I have sort of the opposite issue. Some times the call hangs for 100 seconds and that's a long time if the answer is not coming. So I would need a timeout of maybe 10-15 seconds but only if it hasn't started answering yet. As soon as it is answering, then there should not be any timeout in my opinion.
Is there a way to understand that CreateChatCompletionAsync
writing an answer or just stuck? If so maybe we can keep the time with Stopwatch
and cancel the request manually.
Perhaps use StreamCompletionEnumerableAsync
instead, so that you'd know if it was in the process of responding, versus just waiting for anything at all to come back?
Do we have any fix for this?
I'm not sure this is a bug to be fixed.

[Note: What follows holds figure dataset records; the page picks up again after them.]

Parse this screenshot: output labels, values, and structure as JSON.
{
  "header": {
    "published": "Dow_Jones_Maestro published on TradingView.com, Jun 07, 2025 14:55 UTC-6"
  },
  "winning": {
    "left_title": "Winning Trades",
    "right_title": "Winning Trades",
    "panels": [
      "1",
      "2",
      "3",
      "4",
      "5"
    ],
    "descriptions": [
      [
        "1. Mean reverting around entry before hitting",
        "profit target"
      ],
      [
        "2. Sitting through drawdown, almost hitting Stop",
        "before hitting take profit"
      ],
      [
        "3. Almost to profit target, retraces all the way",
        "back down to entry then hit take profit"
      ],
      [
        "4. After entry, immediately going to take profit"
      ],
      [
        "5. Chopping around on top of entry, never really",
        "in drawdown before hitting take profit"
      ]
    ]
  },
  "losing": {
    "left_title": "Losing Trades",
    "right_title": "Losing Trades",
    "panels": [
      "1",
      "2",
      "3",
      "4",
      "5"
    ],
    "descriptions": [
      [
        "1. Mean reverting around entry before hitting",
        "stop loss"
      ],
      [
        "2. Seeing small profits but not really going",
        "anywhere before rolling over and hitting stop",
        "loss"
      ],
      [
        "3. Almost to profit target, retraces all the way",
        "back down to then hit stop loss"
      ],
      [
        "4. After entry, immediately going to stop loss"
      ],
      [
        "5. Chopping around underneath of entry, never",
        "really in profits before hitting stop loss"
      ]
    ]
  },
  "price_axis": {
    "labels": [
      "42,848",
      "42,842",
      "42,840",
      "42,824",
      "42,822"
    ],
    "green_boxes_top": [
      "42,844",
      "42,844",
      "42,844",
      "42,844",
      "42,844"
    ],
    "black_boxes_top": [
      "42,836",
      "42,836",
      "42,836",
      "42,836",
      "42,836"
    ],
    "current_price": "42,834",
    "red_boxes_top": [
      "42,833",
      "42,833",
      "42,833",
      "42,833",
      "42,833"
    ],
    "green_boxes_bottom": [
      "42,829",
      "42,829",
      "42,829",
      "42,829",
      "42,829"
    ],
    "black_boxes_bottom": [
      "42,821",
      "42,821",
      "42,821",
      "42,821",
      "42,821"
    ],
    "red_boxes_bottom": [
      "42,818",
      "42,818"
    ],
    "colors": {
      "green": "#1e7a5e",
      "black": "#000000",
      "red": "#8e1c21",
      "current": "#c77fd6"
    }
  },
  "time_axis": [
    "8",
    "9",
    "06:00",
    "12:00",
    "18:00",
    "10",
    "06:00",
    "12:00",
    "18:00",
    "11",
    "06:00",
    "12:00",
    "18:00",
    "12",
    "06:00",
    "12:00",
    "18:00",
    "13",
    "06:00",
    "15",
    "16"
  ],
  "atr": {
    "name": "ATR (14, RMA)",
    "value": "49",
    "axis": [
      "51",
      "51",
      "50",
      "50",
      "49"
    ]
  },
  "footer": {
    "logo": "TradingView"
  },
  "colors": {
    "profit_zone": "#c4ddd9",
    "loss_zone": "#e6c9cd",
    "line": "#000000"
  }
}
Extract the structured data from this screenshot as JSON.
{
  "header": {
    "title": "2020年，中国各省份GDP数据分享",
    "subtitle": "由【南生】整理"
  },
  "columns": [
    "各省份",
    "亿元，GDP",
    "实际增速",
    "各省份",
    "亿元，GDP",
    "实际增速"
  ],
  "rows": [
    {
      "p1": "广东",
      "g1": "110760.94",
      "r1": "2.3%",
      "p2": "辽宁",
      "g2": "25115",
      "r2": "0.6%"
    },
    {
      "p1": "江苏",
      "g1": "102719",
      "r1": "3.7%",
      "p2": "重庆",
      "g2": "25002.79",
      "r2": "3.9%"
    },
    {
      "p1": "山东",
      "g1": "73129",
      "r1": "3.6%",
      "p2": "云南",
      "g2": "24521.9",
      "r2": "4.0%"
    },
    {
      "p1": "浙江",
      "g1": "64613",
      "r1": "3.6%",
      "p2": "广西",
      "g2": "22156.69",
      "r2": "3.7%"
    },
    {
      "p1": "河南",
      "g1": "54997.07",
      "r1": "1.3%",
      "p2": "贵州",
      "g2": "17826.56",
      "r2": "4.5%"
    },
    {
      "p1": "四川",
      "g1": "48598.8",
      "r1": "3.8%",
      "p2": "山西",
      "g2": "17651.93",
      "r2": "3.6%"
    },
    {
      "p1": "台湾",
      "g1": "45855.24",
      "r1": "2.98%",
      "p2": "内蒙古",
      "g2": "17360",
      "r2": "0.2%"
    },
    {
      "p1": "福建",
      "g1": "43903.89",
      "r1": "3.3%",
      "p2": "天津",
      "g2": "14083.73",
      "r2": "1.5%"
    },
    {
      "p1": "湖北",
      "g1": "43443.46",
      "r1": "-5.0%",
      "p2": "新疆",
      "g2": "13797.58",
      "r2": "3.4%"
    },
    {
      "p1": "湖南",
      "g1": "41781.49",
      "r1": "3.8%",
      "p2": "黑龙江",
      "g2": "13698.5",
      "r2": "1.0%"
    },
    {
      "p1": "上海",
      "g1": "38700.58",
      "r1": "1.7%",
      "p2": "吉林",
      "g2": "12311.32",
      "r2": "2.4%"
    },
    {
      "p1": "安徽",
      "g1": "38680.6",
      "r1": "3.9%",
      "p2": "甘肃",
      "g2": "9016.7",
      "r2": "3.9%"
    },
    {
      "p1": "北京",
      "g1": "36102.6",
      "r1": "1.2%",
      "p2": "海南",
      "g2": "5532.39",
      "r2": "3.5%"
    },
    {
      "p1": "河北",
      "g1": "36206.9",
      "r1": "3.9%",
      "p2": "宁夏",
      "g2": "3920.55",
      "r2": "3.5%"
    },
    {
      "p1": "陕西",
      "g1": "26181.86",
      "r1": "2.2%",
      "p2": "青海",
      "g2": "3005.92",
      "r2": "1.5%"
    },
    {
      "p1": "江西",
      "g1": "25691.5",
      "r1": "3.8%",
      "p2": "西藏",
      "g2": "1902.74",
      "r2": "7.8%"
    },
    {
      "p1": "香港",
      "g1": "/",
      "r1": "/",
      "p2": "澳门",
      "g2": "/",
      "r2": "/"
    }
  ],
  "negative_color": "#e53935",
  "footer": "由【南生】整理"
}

The SDK allows you to pass in your own HttpClient with your own preferences for timeouts, etc: https://github.com/OkGoDoIt/OpenAI-API-dotnet/issues/102#issuecomment-1563708070
The custom HTTP client is the "right" way to do this, but I should probably add a helper to make it easy to set a custom timeout and take care of this behind the scenes. The custom HTTP client is a bit clunky.
I often get this error. But other times it works without issues. Any ideas on how to change the timeout? Has anyone else had this issue?